Back into the minefield I go but I need to go there if I ever want to make sense of things here. The next step in helping me to do so is to talk about my own experiences of interracial bullying, so here I go. I grew up in very much totally white neighbourhoods. There were a few African Americans at some of the schools I attended but you could count them with your fingers. Out of the 1,500 students at my high school, seven of them were black and only one in my year. In the four years we were in high school, I am quite sure we were only ever in one class together, Sophmore PE. We hung in different circles, well actually he did, I just drifted through high school as almost a ghost. I stayed in my shell and nobody really bothered me, I liked it that way.
This is not to say that I didn’t encounter people who were racist, I certainly did. My best friend in high school’s father was a total racist using the N-word at will. Then there was the time when I was on the soccer team going to an away game. The bus was driving through a predominantly black town when some boy on the bus shouted, “Put up the windows before the spear chuckers get us. (I now realise how historically wrong that term is because Europeans fought with spears until the 17th Century.) While, to my shame now, I thought that was funny, I don’t think I was racist back then. Besides, in my history classes, I found myself disgusted over the topic of slavery and was very glad that the North won the Civil War. Furthermore, when I went to and worked at the bible camp during the summer, I made friends who were black, clinging tightly onto one minister’s words: “They may be of a different colour but they’re still your brothers in the Lord.” Is it any wonder that I was convinced that we all could play nice in the sandbox together.
My experiences of interracial bullying began when I entered the service. It was there where I first encountered African Americans who were as hostile as the media portrays them as and many white Americans assume they are. Like I had experienced earlier in life, my Asperger’s like qualities made me the ideal victim to people who say me as an easy target. That includes blacks who saw me as some “weird, spaced out white boy.” As a result, there were some who gave me a lot of grief. However, I didn’t see it as I explained it above. While these African Americans were hassling me, I was looking at the guy they didn’t but should have been focusing their angst on. He was a mountain boy and every bit the stereotype of the redneck. That wasn’t all, he also openly admitted, even boasted to being a member of the Klu Klux Klan.
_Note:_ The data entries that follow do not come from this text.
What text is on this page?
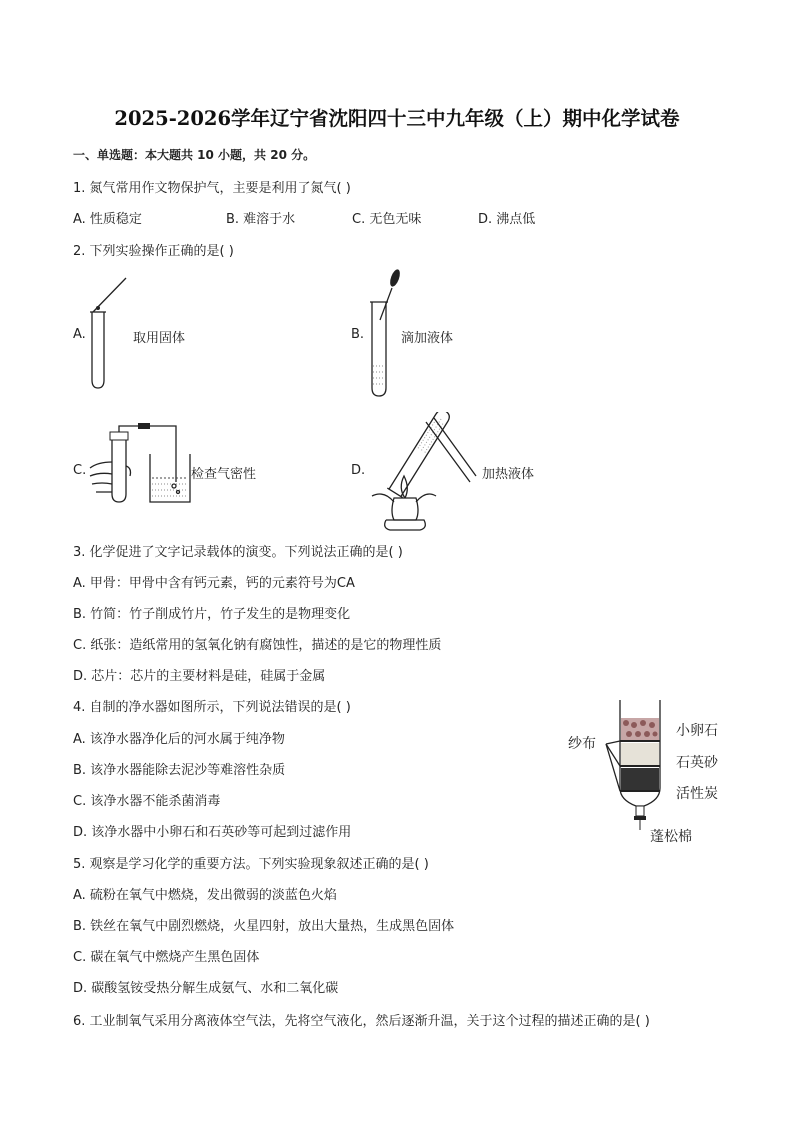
2025-2026学年辽宁省沈阳四十三中九年级（上）期中化学试卷
一、单选题：本大题共 10 小题，共 20 分。
1. 氮气常用作文物保护气，主要是利用了氮气( )
A. 性质稳定	B. 难溶于水	C. 无色无味	D. 沸点低
2. 下列实验操作正确的是( )
A.	取用固体	B.	滴加液体
C.	检查气密性	D.	加热液体
3. 化学促进了文字记录载体的演变。下列说法正确的是( )
A. 甲骨：甲骨中含有钙元素，钙的元素符号为CA
B. 竹简：竹子削成竹片，竹子发生的是物理变化
C. 纸张：造纸常用的氢氧化钠有腐蚀性，描述的是它的物理性质
D. 芯片：芯片的主要材料是硅，硅属于金属
4. 自制的净水器如图所示，下列说法错误的是( )
A. 该净水器净化后的河水属于纯净物
B. 该净水器能除去泥沙等难溶性杂质
C. 该净水器不能杀菌消毒
D. 该净水器中小卵石和石英砂等可起到过滤作用
纱布
小卵石
石英砂
活性炭
蓬松棉
5. 观察是学习化学的重要方法。下列实验现象叙述正确的是( )
A. 硫粉在氧气中燃烧，发出微弱的淡蓝色火焰
B. 铁丝在氧气中剧烈燃烧，火星四射，放出大量热，生成黑色固体
C. 碳在氧气中燃烧产生黑色固体
D. 碳酸氢铵受热分解生成氨气、水和二氧化碳
6. 工业制氧气采用分离液体空气法，先将空气液化，然后逐渐升温，关于这个过程的描述正确的是( )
My thought was “Why are you picking on me when he is the one in the KKK?” This led me to conclude that African Americans had their priorities all wrong, they went after the wrong white people and this resulted into me becoming more prejudiced myself.
During this time, I encountered many African Americans who were racists themselves, which only served to fuel my oncoming racism. While none of the racism I saw was directed at me specifically, the occurrences I did see were enough to pour oil on the flames. The one that sticks best in my mind was the time when two African American guys were arguing and the argument became rather heated. The one guy reassured the other by saying, “I’m not going to hit you, you’re a brother. If you were some stupid ass white boy that would be different.” From that moment on, the incident left me sure that blacks were just as racist towards whites as the other way around.
When I got out of the service, I had the naive thought that it was different where I lived. More naively, I thought when I grew my hair long that blacks wouldn’t give me any grief because a teacher in high school once said that back in the 60s, blacks left the hippies alone because they were treated worse by society at the time. What I forgot was the 60s were long over and many of those hippies had cut their hair and conformed in the 70s and by the 80s, some of them were just as racist as the ones they had been protesting about on civil rights marches two decades earlier. But I didn’t see it that way. I saw it as the blacks were again picking on me and forsaking the ones who they should be focusing on. They still had their priorities skewed. In spite of what I have written, it wasn’t all bad. I did make African American friends when I was in the service and coming out. The problem was that like many people, I spent too long focusing on the negative instead of the positive. While, I knew for years that a person could be cool or a complete jerk despite skin colour, it took me a long time to realise it, maybe too long and I’m getting too old to let it consume me. After all, why can’t we all play nice in the sandbox together?